First, just keep in mind you won’t feel awfully lonely forever. It’s a phase, it will pass. Like everything else in life (the good and the bad). But there is more: you can actually stop feeling this way and start being happily alone. How? Well, as a matter of fact you have to know yourself. You have to start building a relationship with you, with the inner part of your ego. How else? Who are you? What do you want? What do you like to do? Being alone means doing things you like, love and you enjoy. It’s quality time. It’s a blessing, not a curse. During the most important moments of our lives we are alone. We are born alone. Alone we start to discover the world around us. We learn alone. When we think, when we plan, we are alone. When we take a decision that matter (one of the big decisions of life) we are alone. We are deeply connected with our mind, with our knowledge, with all the tiny little things of which our personal universe is made of. If you are not enjoying by yourself, you would not enjoy surrounded by others. How do you know what do you really want to do on an average Friday night if you are not even sure of which kind of music you prefer? Given the chance which option will you pick up? Japanese or Mexican restaurant? Do you really like yoga? And that shade of classic pink? Are you wearing it cause you truly believes it’s gorgeous or just cause your boyfriend doesn’t like it when you are wearing red?
Let’s make it bigger, shall we? If one day you will earn a salary no matter what you do, the same salary… would you keep your job? If for instance tomorrow the president of the Country you are living in, will tell you “You know what? Whatever job you are doing I will give you 2 thousand euro: you can keep doing what you do or changing for something else.

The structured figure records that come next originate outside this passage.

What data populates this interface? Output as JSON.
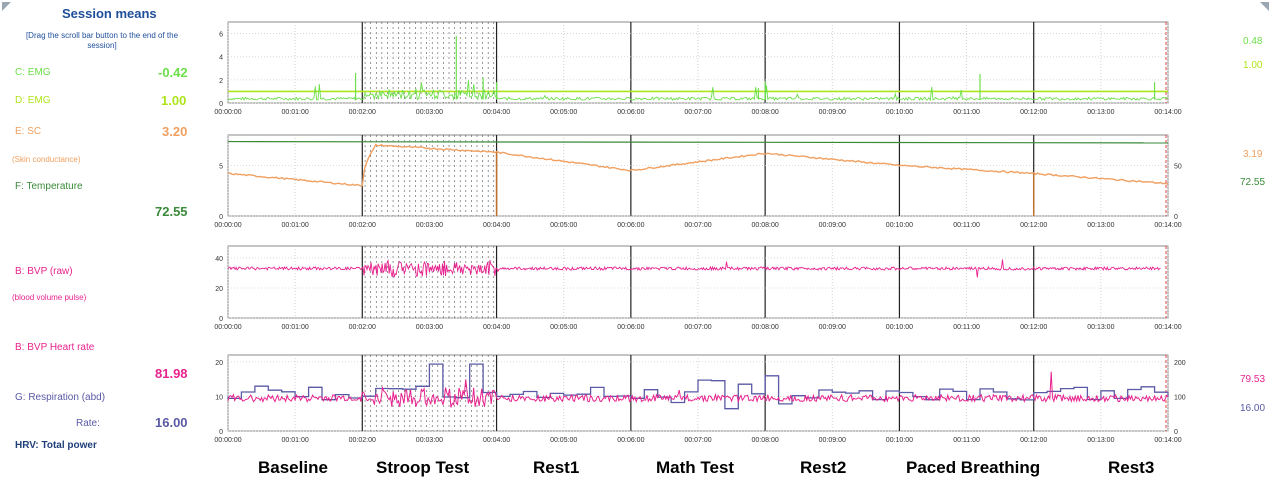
{
  "colors": {
    "emg_c": "#6ce04a",
    "emg_d": "#aee41a",
    "sc": "#f0a060",
    "temp": "#3a8a3a",
    "bvp": "#e8228e",
    "resp": "#5a5aa6",
    "title": "#1f4e9a",
    "hrv": "#1f3f7a"
  },
  "left_panel": {
    "title": "Session means",
    "instruction": "[Drag the scroll bar button to the end of the session]",
    "emg_c_label": "C: EMG",
    "emg_c_value": "-0.42",
    "emg_d_label": "D: EMG",
    "emg_d_value": "1.00",
    "sc_label": "E: SC",
    "sc_value": "3.20",
    "sc_sublabel": "(Skin conductance)",
    "temp_label": "F: Temperature",
    "temp_value": "72.55",
    "bvp_label": "B: BVP (raw)",
    "bvp_sublabel": "(blood volume pulse)",
    "hr_label": "B: BVP Heart rate",
    "hr_value": "81.98",
    "resp_label": "G: Respiration (abd)",
    "rate_label": "Rate:",
    "rate_value": "16.00",
    "hrv_label": "HRV: Total power"
  },
  "right_values": {
    "emg_c": "0.48",
    "emg_d": "1.00",
    "sc": "3.19",
    "temp": "72.55",
    "hr": "79.53",
    "rate": "16.00"
  },
  "time_ticks": [
    "00:00:00",
    "00:01:00",
    "00:02:00",
    "00:03:00",
    "00:04:00",
    "00:05:00",
    "00:06:00",
    "00:07:00",
    "00:08:00",
    "00:09:00",
    "00:10:00",
    "00:11:00",
    "00:12:00",
    "00:13:00",
    "00:14:00"
  ],
  "segments": [
    "Baseline",
    "Stroop Test",
    "Rest1",
    "Math Test",
    "Rest2",
    "Paced Breathing",
    "Rest3"
  ],
  "chart_data": [
    {
      "type": "line",
      "xlabel": "",
      "ylabel": "",
      "y_ticks": [
        "0",
        "2",
        "4",
        "6"
      ],
      "ylim": [
        0,
        7
      ],
      "series": [
        {
          "name": "C: EMG",
          "approx_level": 0.3,
          "spikes": true
        },
        {
          "name": "D: EMG",
          "approx_level": 1.0
        }
      ]
    },
    {
      "type": "line",
      "y_ticks_left": [
        "0",
        "5"
      ],
      "y_ticks_right": [
        "0",
        "50"
      ],
      "series": [
        {
          "name": "E: SC",
          "x_min": [
            0,
            2,
            2.2,
            4,
            6,
            8,
            10,
            12,
            14
          ],
          "y": [
            4.2,
            3.0,
            7.0,
            6.3,
            4.5,
            6.2,
            5.0,
            4.2,
            3.2
          ]
        },
        {
          "name": "F: Temperature",
          "x_min": [
            0,
            14
          ],
          "y": [
            72.8,
            72.55
          ]
        }
      ]
    },
    {
      "type": "line",
      "y_ticks": [
        "0",
        "20",
        "40"
      ],
      "series": [
        {
          "name": "B: BVP (raw)",
          "approx_level": 32
        }
      ]
    },
    {
      "type": "line",
      "y_ticks_left": [
        "0",
        "10",
        "20"
      ],
      "y_ticks_right": [
        "0",
        "100",
        "200"
      ],
      "series": [
        {
          "name": "B: BVP Heart rate",
          "approx_level": 82
        },
        {
          "name": "G: Respiration (abd)",
          "approx_level": 16
        }
      ]
    }
  ]
}
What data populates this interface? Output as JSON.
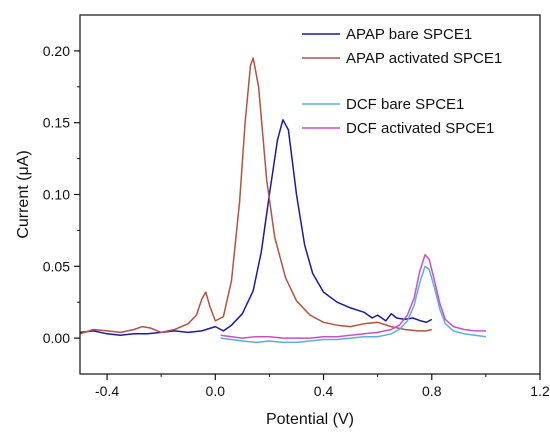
{
  "chart_data": {
    "type": "line",
    "xlabel": "Potential (V)",
    "ylabel": "Current (μA)",
    "xlim": [
      -0.5,
      1.2
    ],
    "ylim": [
      -0.025,
      0.225
    ],
    "x_ticks": [
      -0.4,
      0.0,
      0.4,
      0.8,
      1.2
    ],
    "x_tick_labels": [
      "-0.4",
      "0.0",
      "0.4",
      "0.8",
      "1.2"
    ],
    "y_ticks": [
      0.0,
      0.05,
      0.1,
      0.15,
      0.2
    ],
    "y_tick_labels": [
      "0.00",
      "0.05",
      "0.10",
      "0.15",
      "0.20"
    ],
    "grid": false,
    "legend_position": "top-right",
    "series": [
      {
        "name": "APAP bare SPCE1",
        "color": "#1a1aa8",
        "points": [
          [
            -0.5,
            0.004
          ],
          [
            -0.45,
            0.005
          ],
          [
            -0.4,
            0.003
          ],
          [
            -0.35,
            0.002
          ],
          [
            -0.3,
            0.003
          ],
          [
            -0.25,
            0.003
          ],
          [
            -0.2,
            0.004
          ],
          [
            -0.15,
            0.005
          ],
          [
            -0.1,
            0.004
          ],
          [
            -0.05,
            0.005
          ],
          [
            0.0,
            0.008
          ],
          [
            0.03,
            0.005
          ],
          [
            0.06,
            0.009
          ],
          [
            0.1,
            0.017
          ],
          [
            0.14,
            0.033
          ],
          [
            0.17,
            0.06
          ],
          [
            0.2,
            0.1
          ],
          [
            0.23,
            0.138
          ],
          [
            0.25,
            0.152
          ],
          [
            0.27,
            0.145
          ],
          [
            0.3,
            0.1
          ],
          [
            0.33,
            0.065
          ],
          [
            0.36,
            0.045
          ],
          [
            0.4,
            0.032
          ],
          [
            0.45,
            0.025
          ],
          [
            0.5,
            0.021
          ],
          [
            0.55,
            0.018
          ],
          [
            0.58,
            0.014
          ],
          [
            0.6,
            0.016
          ],
          [
            0.63,
            0.012
          ],
          [
            0.65,
            0.017
          ],
          [
            0.67,
            0.014
          ],
          [
            0.7,
            0.013
          ],
          [
            0.73,
            0.014
          ],
          [
            0.76,
            0.012
          ],
          [
            0.78,
            0.011
          ],
          [
            0.8,
            0.013
          ]
        ]
      },
      {
        "name": "APAP activated SPCE1",
        "color": "#b5533c",
        "points": [
          [
            -0.5,
            0.003
          ],
          [
            -0.45,
            0.006
          ],
          [
            -0.4,
            0.005
          ],
          [
            -0.35,
            0.004
          ],
          [
            -0.3,
            0.006
          ],
          [
            -0.27,
            0.008
          ],
          [
            -0.24,
            0.007
          ],
          [
            -0.2,
            0.004
          ],
          [
            -0.15,
            0.006
          ],
          [
            -0.1,
            0.01
          ],
          [
            -0.07,
            0.016
          ],
          [
            -0.05,
            0.027
          ],
          [
            -0.035,
            0.032
          ],
          [
            -0.02,
            0.022
          ],
          [
            0.0,
            0.012
          ],
          [
            0.03,
            0.015
          ],
          [
            0.06,
            0.04
          ],
          [
            0.09,
            0.095
          ],
          [
            0.11,
            0.15
          ],
          [
            0.13,
            0.19
          ],
          [
            0.14,
            0.195
          ],
          [
            0.16,
            0.175
          ],
          [
            0.19,
            0.11
          ],
          [
            0.22,
            0.07
          ],
          [
            0.26,
            0.042
          ],
          [
            0.3,
            0.026
          ],
          [
            0.35,
            0.016
          ],
          [
            0.4,
            0.011
          ],
          [
            0.45,
            0.009
          ],
          [
            0.5,
            0.008
          ],
          [
            0.55,
            0.01
          ],
          [
            0.6,
            0.011
          ],
          [
            0.65,
            0.008
          ],
          [
            0.7,
            0.006
          ],
          [
            0.75,
            0.005
          ],
          [
            0.78,
            0.005
          ],
          [
            0.8,
            0.006
          ]
        ]
      },
      {
        "name": "DCF bare SPCE1",
        "color": "#5aaee0",
        "points": [
          [
            0.02,
            0.0
          ],
          [
            0.06,
            -0.001
          ],
          [
            0.1,
            -0.002
          ],
          [
            0.15,
            -0.003
          ],
          [
            0.2,
            -0.002
          ],
          [
            0.25,
            -0.003
          ],
          [
            0.3,
            -0.003
          ],
          [
            0.35,
            -0.002
          ],
          [
            0.4,
            -0.001
          ],
          [
            0.45,
            -0.001
          ],
          [
            0.5,
            0.0
          ],
          [
            0.55,
            0.001
          ],
          [
            0.6,
            0.001
          ],
          [
            0.65,
            0.003
          ],
          [
            0.68,
            0.006
          ],
          [
            0.71,
            0.012
          ],
          [
            0.735,
            0.023
          ],
          [
            0.755,
            0.038
          ],
          [
            0.775,
            0.05
          ],
          [
            0.79,
            0.048
          ],
          [
            0.81,
            0.035
          ],
          [
            0.83,
            0.02
          ],
          [
            0.85,
            0.01
          ],
          [
            0.88,
            0.005
          ],
          [
            0.92,
            0.003
          ],
          [
            0.96,
            0.002
          ],
          [
            1.0,
            0.001
          ]
        ]
      },
      {
        "name": "DCF activated SPCE1",
        "color": "#c94fc9",
        "points": [
          [
            0.02,
            0.002
          ],
          [
            0.06,
            0.001
          ],
          [
            0.1,
            0.0
          ],
          [
            0.15,
            0.001
          ],
          [
            0.2,
            0.001
          ],
          [
            0.25,
            0.0
          ],
          [
            0.3,
            0.0
          ],
          [
            0.35,
            0.0
          ],
          [
            0.4,
            0.001
          ],
          [
            0.45,
            0.001
          ],
          [
            0.5,
            0.002
          ],
          [
            0.55,
            0.003
          ],
          [
            0.6,
            0.004
          ],
          [
            0.65,
            0.006
          ],
          [
            0.68,
            0.009
          ],
          [
            0.71,
            0.016
          ],
          [
            0.735,
            0.028
          ],
          [
            0.755,
            0.046
          ],
          [
            0.775,
            0.058
          ],
          [
            0.79,
            0.055
          ],
          [
            0.81,
            0.04
          ],
          [
            0.83,
            0.024
          ],
          [
            0.85,
            0.013
          ],
          [
            0.88,
            0.008
          ],
          [
            0.92,
            0.006
          ],
          [
            0.96,
            0.005
          ],
          [
            1.0,
            0.005
          ]
        ]
      }
    ]
  }
}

In any case, whatever will be your profession you will have this money”. So… in this case, what would you do? Would you rather keep your job or would you change it? And please let’s avoid the cliché …. “I will travel forever and I will move to Thailand to live like a king”. If someone will tell you “no matter what you do, you would be happy in the long term”, would you change something in your life?
These are some of the questions that matter in life and you can find your answer learning how to be alone. You cannot understand what you want if you don’t know who you are. Seriously why do you want be a stranger to yourself? In a lifespan the time we spend alone is the most important one. And it’s not so much as we think it is. We are always trapped in a relationship with a partner, a friend, a pet …that old uncle we never liked that stinks of wine and laugh like a hippo. So the time we got to know ourselves and to work on ourselves, is truly precious. Do yourselves a favor. Don’t waste it. It cannot be refunded, you know it right?